Bingaman's Automatic IRA Act of 2010 (S. 3760) enables nearly all employees who work for a private business with more than 10 workers and whose employer does not already offer a retirement plan to contribute to retirement savings through payroll deductions. Worker contributions would be deposited into their own Individual Retirement Account (IRA), ultimately managed by the same banks, mutual funds, insurance carriers, and other institutions that currently provide IRAs, according to a press release.
Employers will receive a $250 tax credit to cover the administrative costs of setting up the IRA account, but they will not be allowed to make a contribution to it.
Employers will have no ERISA fiduciary liability if they use a provider that is on a list of approved providers or uses R-Bonds.

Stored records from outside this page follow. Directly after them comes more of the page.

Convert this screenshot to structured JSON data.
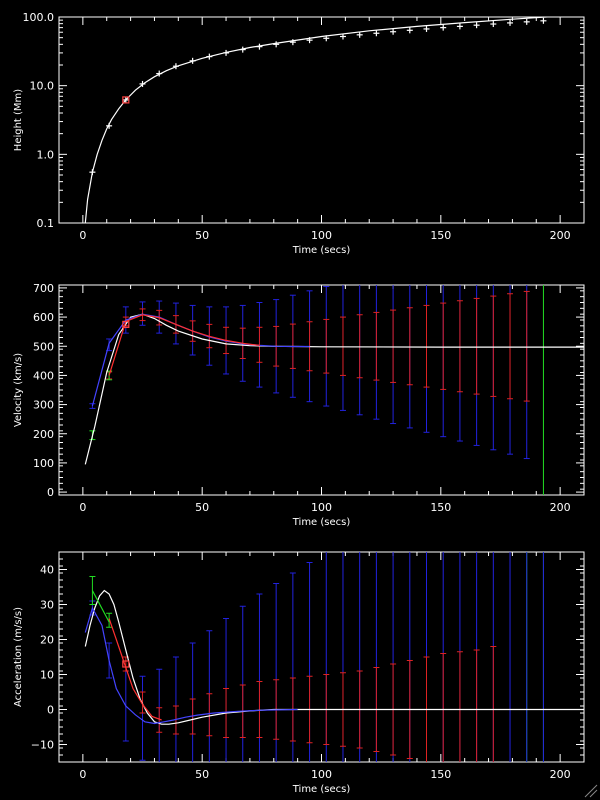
{
  "chart_data": [
    {
      "type": "line",
      "ylabel": "Height (Mm)",
      "xlabel": "Time (secs)",
      "yscale": "log",
      "xlim": [
        -10,
        210
      ],
      "ylim": [
        0.1,
        100.0
      ],
      "xticks": [
        0,
        50,
        100,
        150,
        200
      ],
      "xtick_labels": [
        "0",
        "50",
        "100",
        "150",
        "200"
      ],
      "yticks": [
        0.1,
        1.0,
        10.0,
        100.0
      ],
      "ytick_labels": [
        "0.1",
        "1.0",
        "10.0",
        "100.0"
      ],
      "grid": false,
      "curve": {
        "color": "#ffffff",
        "x": [
          1,
          2,
          4,
          6,
          8,
          10,
          12,
          15,
          18,
          22,
          26,
          30,
          35,
          40,
          50,
          60,
          70,
          80,
          100,
          120,
          140,
          160,
          180,
          200
        ],
        "y": [
          0.1,
          0.22,
          0.55,
          1.0,
          1.6,
          2.35,
          3.2,
          4.6,
          6.2,
          8.6,
          11.0,
          13.5,
          16.5,
          19.5,
          25.0,
          30.5,
          36.0,
          41.0,
          52.0,
          63.0,
          73.0,
          83.0,
          93.0,
          103.0
        ]
      },
      "points": {
        "color": "#ffffff",
        "x": [
          4,
          11,
          18,
          25,
          32,
          39,
          46,
          53,
          60,
          67,
          74,
          81,
          88,
          95,
          102,
          109,
          116,
          123,
          130,
          137,
          144,
          151,
          158,
          165,
          172,
          179,
          186,
          193
        ],
        "y": [
          0.55,
          2.6,
          6.2,
          10.6,
          15.0,
          19.2,
          23.0,
          26.5,
          30.0,
          33.5,
          37.0,
          40.0,
          43.0,
          46.0,
          49.0,
          52.0,
          55.0,
          58.0,
          61.0,
          64.0,
          67.0,
          70.0,
          73.0,
          76.0,
          79.0,
          82.0,
          85.0,
          88.0
        ]
      },
      "marker": {
        "color": "#ff4040",
        "x": 18,
        "y": 6.2
      }
    },
    {
      "type": "line",
      "ylabel": "Velocity (km/s)",
      "xlabel": "Time (secs)",
      "xlim": [
        -10,
        210
      ],
      "ylim": [
        -10,
        710
      ],
      "xticks": [
        0,
        50,
        100,
        150,
        200
      ],
      "xtick_labels": [
        "0",
        "50",
        "100",
        "150",
        "200"
      ],
      "yticks": [
        0,
        100,
        200,
        300,
        400,
        500,
        600,
        700
      ],
      "ytick_labels": [
        "0",
        "100",
        "200",
        "300",
        "400",
        "500",
        "600",
        "700"
      ],
      "grid": false,
      "curves": [
        {
          "name": "",
          "color": "#ffffff",
          "x": [
            1,
            5,
            10,
            15,
            20,
            25,
            30,
            35,
            40,
            50,
            60,
            70,
            80,
            90,
            100,
            150,
            210
          ],
          "y": [
            95,
            225,
            410,
            540,
            600,
            610,
            595,
            572,
            552,
            525,
            508,
            502,
            500,
            499,
            498,
            497,
            497
          ]
        },
        {
          "name": "",
          "color": "#4444ff",
          "x": [
            4,
            11,
            18,
            25,
            32,
            39,
            46,
            53,
            60,
            67,
            74,
            81,
            88,
            95
          ],
          "y": [
            295,
            510,
            590,
            610,
            600,
            575,
            552,
            532,
            518,
            508,
            503,
            500,
            499,
            499
          ]
        },
        {
          "name": "",
          "color": "#ff3030",
          "x": [
            11,
            18,
            25,
            32,
            39,
            46,
            53,
            60,
            67,
            74
          ],
          "y": [
            400,
            585,
            608,
            598,
            575,
            552,
            534,
            520,
            510,
            503
          ]
        }
      ],
      "errorbars": [
        {
          "color": "#2222dd",
          "x": [
            4,
            11,
            18,
            25,
            32,
            39,
            46,
            53,
            60,
            67,
            74,
            81,
            88,
            95,
            102,
            109,
            116,
            123,
            130,
            137,
            144,
            151,
            158,
            165,
            172,
            179,
            186
          ],
          "y": [
            295,
            505,
            590,
            612,
            600,
            578,
            555,
            535,
            520,
            510,
            505,
            500,
            500,
            500,
            500,
            500,
            500,
            500,
            500,
            500,
            500,
            500,
            500,
            500,
            500,
            500,
            500
          ],
          "err": [
            8,
            20,
            45,
            40,
            55,
            70,
            85,
            100,
            115,
            130,
            145,
            160,
            175,
            190,
            205,
            220,
            235,
            250,
            265,
            280,
            295,
            310,
            325,
            340,
            355,
            370,
            385
          ]
        },
        {
          "color": "#dd2222",
          "x": [
            11,
            18,
            25,
            32,
            39,
            46,
            53,
            60,
            67,
            74,
            81,
            88,
            95,
            102,
            109,
            116,
            123,
            130,
            137,
            144,
            151,
            158,
            165,
            172,
            179,
            186
          ],
          "y": [
            400,
            585,
            608,
            598,
            575,
            552,
            535,
            520,
            510,
            505,
            500,
            500,
            500,
            500,
            500,
            500,
            500,
            500,
            500,
            500,
            500,
            500,
            500,
            500,
            500,
            500
          ],
          "err": [
            12,
            15,
            20,
            25,
            30,
            35,
            40,
            45,
            52,
            60,
            68,
            76,
            84,
            92,
            100,
            108,
            116,
            124,
            132,
            140,
            148,
            156,
            164,
            172,
            180,
            188
          ]
        },
        {
          "color": "#22dd22",
          "x": [
            4,
            11
          ],
          "y": [
            195,
            400
          ],
          "err": [
            15,
            15
          ]
        }
      ],
      "marker": {
        "color": "#ff4040",
        "x": 18,
        "y": 575
      },
      "vlines": [
        {
          "color": "#22dd22",
          "x": 193
        }
      ]
    },
    {
      "type": "line",
      "ylabel": "Acceleration (m/s/s)",
      "xlabel": "Time (secs)",
      "xlim": [
        -10,
        210
      ],
      "ylim": [
        -15,
        45
      ],
      "xticks": [
        0,
        50,
        100,
        150,
        200
      ],
      "xtick_labels": [
        "0",
        "50",
        "100",
        "150",
        "200"
      ],
      "yticks": [
        -10,
        0,
        10,
        20,
        30,
        40
      ],
      "ytick_labels": [
        "−10",
        "0",
        "10",
        "20",
        "30",
        "40"
      ],
      "grid": false,
      "curves": [
        {
          "name": "",
          "color": "#ffffff",
          "x": [
            1,
            3,
            5,
            7,
            9,
            11,
            13,
            15,
            18,
            21,
            24,
            27,
            30,
            33,
            36,
            40,
            45,
            50,
            60,
            70,
            80,
            100,
            150,
            210
          ],
          "y": [
            18,
            24,
            29,
            32.5,
            34,
            33,
            30,
            25,
            17,
            9,
            3,
            -1,
            -3.5,
            -4.2,
            -4.2,
            -3.8,
            -3,
            -2.2,
            -1,
            -0.4,
            0,
            0,
            0,
            0
          ]
        },
        {
          "name": "",
          "color": "#4444ff",
          "x": [
            1,
            4,
            8,
            11,
            14,
            18,
            22,
            26,
            30,
            34,
            38,
            43,
            48,
            55,
            65,
            75,
            90
          ],
          "y": [
            22,
            29,
            24,
            14,
            6,
            1,
            -1.5,
            -3.5,
            -4,
            -3.5,
            -3,
            -2.2,
            -1.6,
            -1,
            -0.5,
            -0.2,
            0
          ]
        },
        {
          "name": "",
          "color": "#ff3030",
          "x": [
            11,
            14,
            18,
            21,
            25,
            29,
            33
          ],
          "y": [
            26,
            20,
            12,
            6,
            1.5,
            -2,
            -3
          ]
        },
        {
          "name": "",
          "color": "#22dd22",
          "x": [
            4,
            11
          ],
          "y": [
            34,
            25
          ]
        }
      ],
      "errorbars": [
        {
          "color": "#2222dd",
          "x": [
            4,
            11,
            18,
            25,
            32,
            39,
            46,
            53,
            60,
            67,
            74,
            81,
            88,
            95,
            102,
            109,
            116,
            123,
            130,
            137,
            144,
            151,
            158,
            165,
            172,
            179,
            186,
            193
          ],
          "y": [
            29,
            14,
            1,
            -2.5,
            -3.5,
            -3,
            -2,
            -1.5,
            -1,
            -0.5,
            0,
            0,
            0,
            0,
            0,
            0,
            0,
            0,
            0,
            0,
            0,
            0,
            0,
            0,
            0,
            0,
            0,
            0
          ],
          "err": [
            2,
            5,
            10,
            12,
            15,
            18,
            21,
            24,
            27,
            30,
            33,
            36,
            39,
            42,
            45,
            48,
            51,
            54,
            57,
            60,
            63,
            66,
            69,
            72,
            75,
            78,
            81,
            84
          ]
        },
        {
          "color": "#dd2222",
          "x": [
            18,
            25,
            32,
            39,
            46,
            53,
            60,
            67,
            74,
            81,
            88,
            95,
            102,
            109,
            116,
            123,
            130,
            137,
            144,
            151,
            158,
            165,
            172
          ],
          "y": [
            13,
            2,
            -3,
            -3,
            -2,
            -1.5,
            -1,
            -0.5,
            0,
            0,
            0,
            0,
            0,
            0,
            0,
            0,
            0,
            0,
            0,
            0,
            0,
            0,
            0
          ],
          "err": [
            2,
            3,
            3.5,
            4,
            5,
            6,
            7,
            7.5,
            8,
            8.5,
            9,
            9.5,
            10,
            10.5,
            11,
            12,
            13,
            14,
            15,
            16,
            16.5,
            17,
            18
          ]
        },
        {
          "color": "#22dd22",
          "x": [
            4,
            11
          ],
          "y": [
            34,
            25.5
          ],
          "err": [
            4,
            2
          ]
        }
      ],
      "marker": {
        "color": "#ff4040",
        "x": 18,
        "y": 13
      },
      "vlines": [
        {
          "color": "#22dd22",
          "x": 186
        },
        {
          "color": "#22dd22",
          "x": 193
        }
      ]
    }
  ]
}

The employer must transmit employee contributions by the end of the month following the month in which the cash would have been paid had it not been contributed to the Automatic IRA (an excise tax will apply if the employer fails to remit on time), and though employers will be subject to self-dealing prohibitions, an employer’s sole disclosure responsibility will be to provide the employee with a standardized form explaining the program and investment decisions. This form will be either attached to the IRS Form W-4 or available from a central website or through IRA providers, according to a summary of the bill.
The bill sets the default employee contribution rate at 3% (or such other percentage prescribed in regulations), and employees will have the choice of contributing to either a traditional IRA or a Roth IRA (if no choice is made, automatic IRA accounts will be established, by default, as Roth IRA accounts). Employees can raise or lower their contribution percentage, or can opt-out entirely from the program.
However, an employer that fails to offer an automatic IRA for its employees is subject to an excise tax of $100 for each employee who was supposed to be covered. Employers who make an innocent error will have the opportunity to self-correct, according to a summary of the bill.